I'm sitting Part 2A in October and finding the physics component significantly harder than Part 1 physics, which I passed at 68% about 18 months ago. The modality-specific physics for MRI and nuclear medicine in particular feels like a different exam. I'm 12 weeks out and averaging about 2.5 hours of revision per day.
My mock scores are around 55–60% on the physics sections and 70–75% on the clinical radiology sections. I need 60% overall to pass, so mathematically I'm borderline right now. The problem is the physics questions in 2A test application rather than pure theory — they give you a patient scenario and ask why a specific artifact is appearing.
For those who've passed Part 2A recently: did you find dedicated physics mock papers worth the time, or is it better to focus on clinical cases and shore up physics with the curriculum documents? I'm worried about spending too long on physics and letting my clinical scores slip.
The application-style physics questions are where people lose marks because they're not drilling enough case-based physics. Pure theory gives you the foundation but you need to practice translating it to clinical scenarios. Find physics questions embedded in clinical radiology case banks, not just standalone physics papers.
55–60% in physics at 12 weeks out isn't a disaster but you can't coast. I'd allocate 60% of your study time to physics until you're consistently above 65% in mocks, then rebalance. The PassMedicine FRCR bank is the most representative for physics questions I've found.
I sat 2A in March and passed with a 64% overall — physics brought my score down from what I expected. What helped was going through the RCR curriculum document physics section and mapping every topic to at least 2–3 clinical scenarios in my head before the exam. The artifact and protocol optimization questions are where most people lose marks.
MRI physics is particularly heavy in recent sittings from what I've heard. K-space, parallel imaging artifacts, and sequence optimization questions all come up regularly. Don't neglect PET-CT physics either — it's a bigger chunk than you'd expect from the curriculum weighting.
I passed 2A back in March after being in almost exactly the same position — mid-50s on physics mocks about 10 weeks out. The thing that actually moved the needle for me was stopping random question drilling and instead going modality by modality, almost like resitting a mini-exam for each one before moving on. MRI physics clicked once I stopped treating it as an extension of Part 1 and accepted it's basically a new subject. Nuclear medicine was brutal but honestly 2-3 focused weeks on it was enough to get comfortable.
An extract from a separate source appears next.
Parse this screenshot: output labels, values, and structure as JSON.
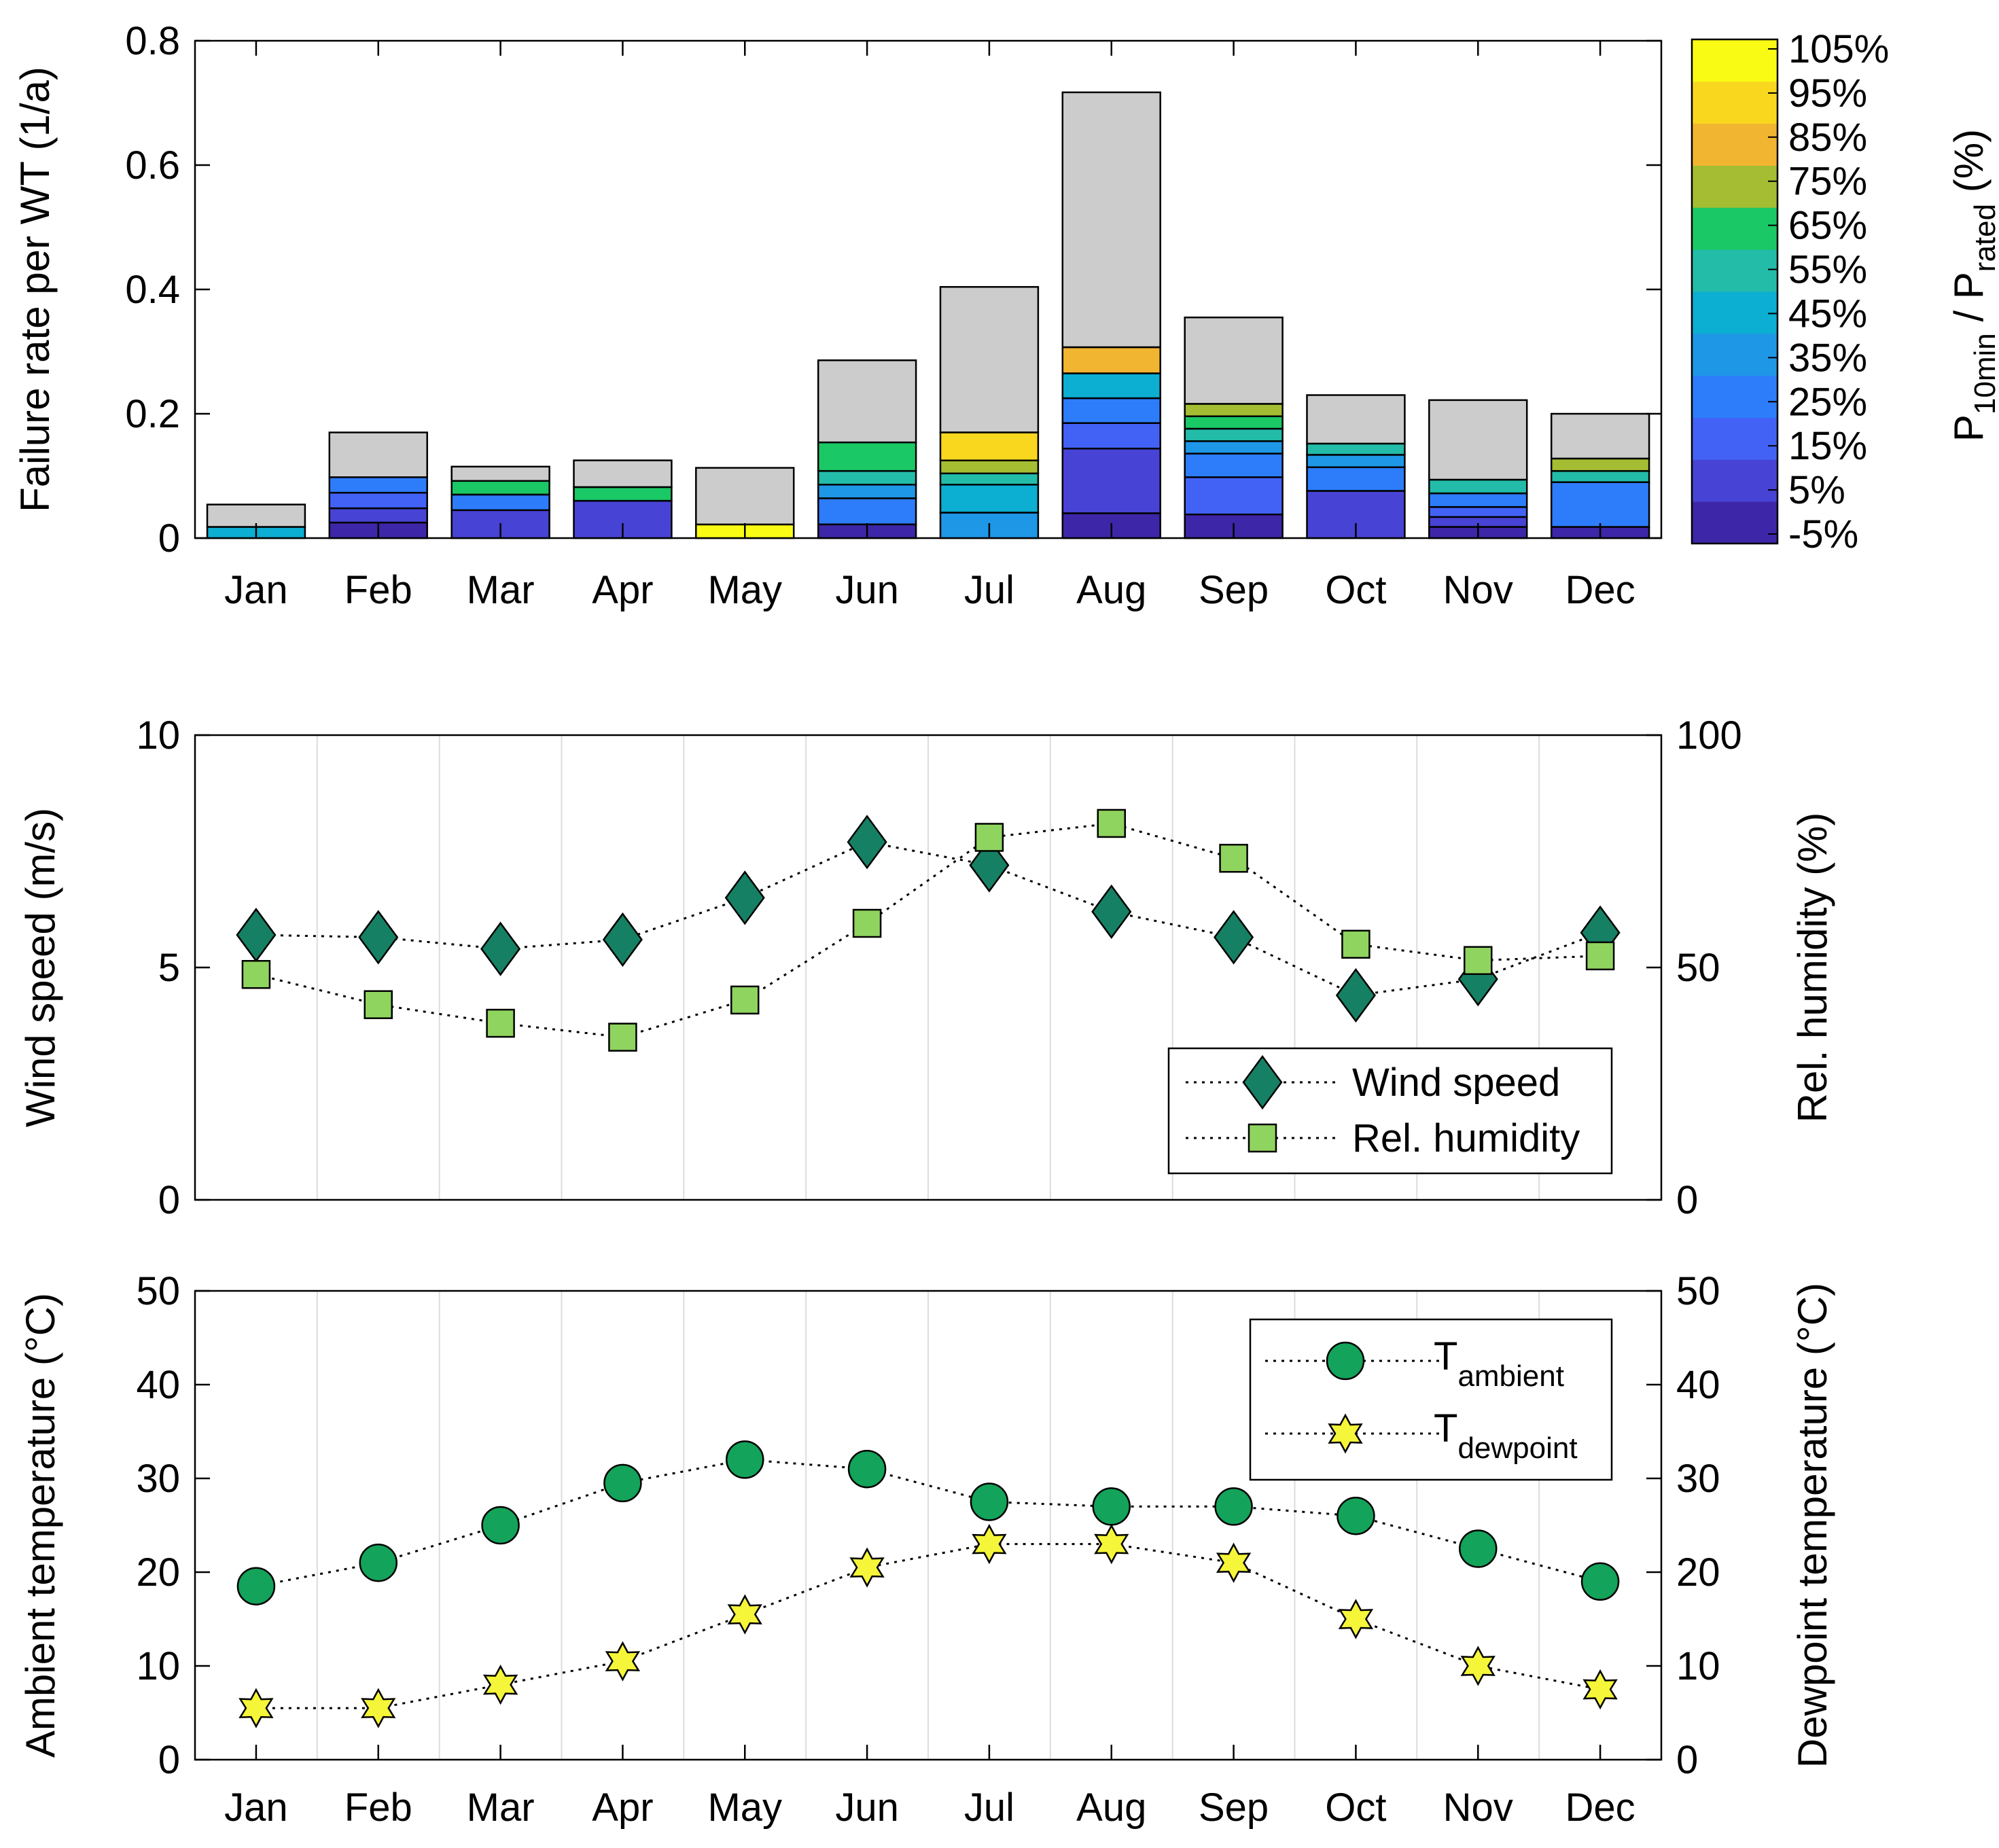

Also worth looking at free frcr career opportunities resources while you're in prep mode — I found some practice material there that helped me see what the exam is actually testing beyond just recall. You've got 12 weeks which is genuinely enough time. Don't panic at 57%, I've seen people go from there to passing with a solid month of focused modality work.
Bit of an update from me — I'm in a similar boat, sitting October as well. Was hitting 54% three weeks ago and just got 61% on my last mock, so the trajectory is finally moving in the right direction. MRI physics clicked a bit more once I stopped trying to memorise everything and actually worked through the k-space stuff properly.
One thing that helped me was mixing in some career-focused reading alongside the physics grind, found some useful stuff through free frcr career opportunities which gave me a bit of motivation when the revision felt pointless. Good luck in October, it's reassuring there are others in the same position right now.